I never thought Democrats would be able to force Republicans to hold a vote on Judge Garland this year, at least not before the election. But from the beginning I suspected that their refusal to do so would likely cost them the Senate. Not that the public would or will necessarily rise up and toss out the Republicans over the Supreme Court, certainly not for Garland himself. But as I explained earlier, the refusal to do what really everyone understands is a basic job responsibility of Senators is potentially lethal politically for Republican senators in blue states who are only barely holding on in a presidential election year in any case. The key thing is that that this ‘not doing your job’ argument is most powerful with loosely politicized voters with minimal partisan attachments – precisely the people, the relatively few people, who are genuinely up for grabs in these kinds of elections.

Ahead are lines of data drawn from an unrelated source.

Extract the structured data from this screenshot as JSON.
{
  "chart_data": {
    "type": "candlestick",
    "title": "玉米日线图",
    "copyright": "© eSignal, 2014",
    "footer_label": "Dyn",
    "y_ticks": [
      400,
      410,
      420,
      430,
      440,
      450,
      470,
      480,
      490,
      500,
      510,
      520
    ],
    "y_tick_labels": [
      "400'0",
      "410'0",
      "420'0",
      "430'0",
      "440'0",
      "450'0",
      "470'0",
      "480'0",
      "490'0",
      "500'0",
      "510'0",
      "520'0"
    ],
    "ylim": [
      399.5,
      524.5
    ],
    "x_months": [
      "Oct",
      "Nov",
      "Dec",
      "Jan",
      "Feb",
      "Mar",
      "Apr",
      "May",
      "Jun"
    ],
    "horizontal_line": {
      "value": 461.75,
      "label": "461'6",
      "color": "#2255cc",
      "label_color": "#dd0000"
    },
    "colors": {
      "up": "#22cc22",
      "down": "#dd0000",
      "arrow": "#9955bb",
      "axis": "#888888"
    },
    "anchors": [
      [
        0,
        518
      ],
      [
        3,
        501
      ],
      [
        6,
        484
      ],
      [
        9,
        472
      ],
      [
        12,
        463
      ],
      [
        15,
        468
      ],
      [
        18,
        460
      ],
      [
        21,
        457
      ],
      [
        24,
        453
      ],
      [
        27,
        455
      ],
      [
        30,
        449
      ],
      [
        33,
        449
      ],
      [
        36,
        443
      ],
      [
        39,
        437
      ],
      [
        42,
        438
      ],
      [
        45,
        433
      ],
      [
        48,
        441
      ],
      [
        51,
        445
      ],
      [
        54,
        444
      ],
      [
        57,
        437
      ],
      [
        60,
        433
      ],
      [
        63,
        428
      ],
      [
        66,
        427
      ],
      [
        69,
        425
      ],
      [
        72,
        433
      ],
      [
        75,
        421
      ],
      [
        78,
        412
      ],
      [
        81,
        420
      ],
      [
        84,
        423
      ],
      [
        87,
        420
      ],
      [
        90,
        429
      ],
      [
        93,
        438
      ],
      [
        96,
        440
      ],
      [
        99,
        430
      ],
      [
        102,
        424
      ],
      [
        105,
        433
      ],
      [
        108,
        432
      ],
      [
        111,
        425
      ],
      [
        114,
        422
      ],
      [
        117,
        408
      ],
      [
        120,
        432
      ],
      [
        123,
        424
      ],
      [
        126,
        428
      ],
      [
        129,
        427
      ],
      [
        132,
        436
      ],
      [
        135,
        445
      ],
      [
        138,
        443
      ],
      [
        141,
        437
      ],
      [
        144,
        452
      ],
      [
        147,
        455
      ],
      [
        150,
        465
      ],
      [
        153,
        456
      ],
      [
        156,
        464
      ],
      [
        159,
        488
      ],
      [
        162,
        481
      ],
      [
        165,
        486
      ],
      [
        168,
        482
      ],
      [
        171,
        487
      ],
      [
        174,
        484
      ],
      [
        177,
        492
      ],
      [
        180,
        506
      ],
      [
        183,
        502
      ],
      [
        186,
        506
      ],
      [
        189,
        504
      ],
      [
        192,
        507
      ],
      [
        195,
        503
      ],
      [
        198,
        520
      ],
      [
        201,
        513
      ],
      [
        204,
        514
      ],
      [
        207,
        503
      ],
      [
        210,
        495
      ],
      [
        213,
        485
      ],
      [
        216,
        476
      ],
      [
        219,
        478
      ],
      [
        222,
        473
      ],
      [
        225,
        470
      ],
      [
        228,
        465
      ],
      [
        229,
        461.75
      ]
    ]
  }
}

But Trump’s all but certain nomination adds an important new twist.
The likelihood of Trump’s nomination was there for anyone to see in February when Republicans committed to this position. Now that it’s all but a certainly it casts the these swing states senate races in a much grimmer light for the incumbents.
Assuming Clinton v Trump plays out anything like what now seems likely, Trump is likely to lose and lose big in these states. These senators need to do everything they can to localize these elections and portray themselves as independent players in Washington politics. That’s always the plan when you’re tacking against a strong headwind like this.
My read is that the SCOTUS blockade largely blocks off that route for this election. It’s really hard to cast yourself as ‘independent’, representing your state rather than a national political party, when you are not only doing something that is obviously and even explicitly for the national political party, but when you are obviously being damaged politically for doing so. So the fact that it’s damaging and obviously damaging makes it even more damaging, if that makes sense. If you’re willing to endanger your own reelection to avoid bucking your DC team, you’re pretty obviously not independent at all.
It’s sort of like chess when you have to move to avoid one attack only to realize that the places to move to are also under attack. I’m not saying there are no options. I’m not saying it’s checkmate or – to extend the chess metaphor – that the piece is lost in the case of a lesser piece. But put these two things – Trump and Garland – together and the logical move is pretty close to blocked.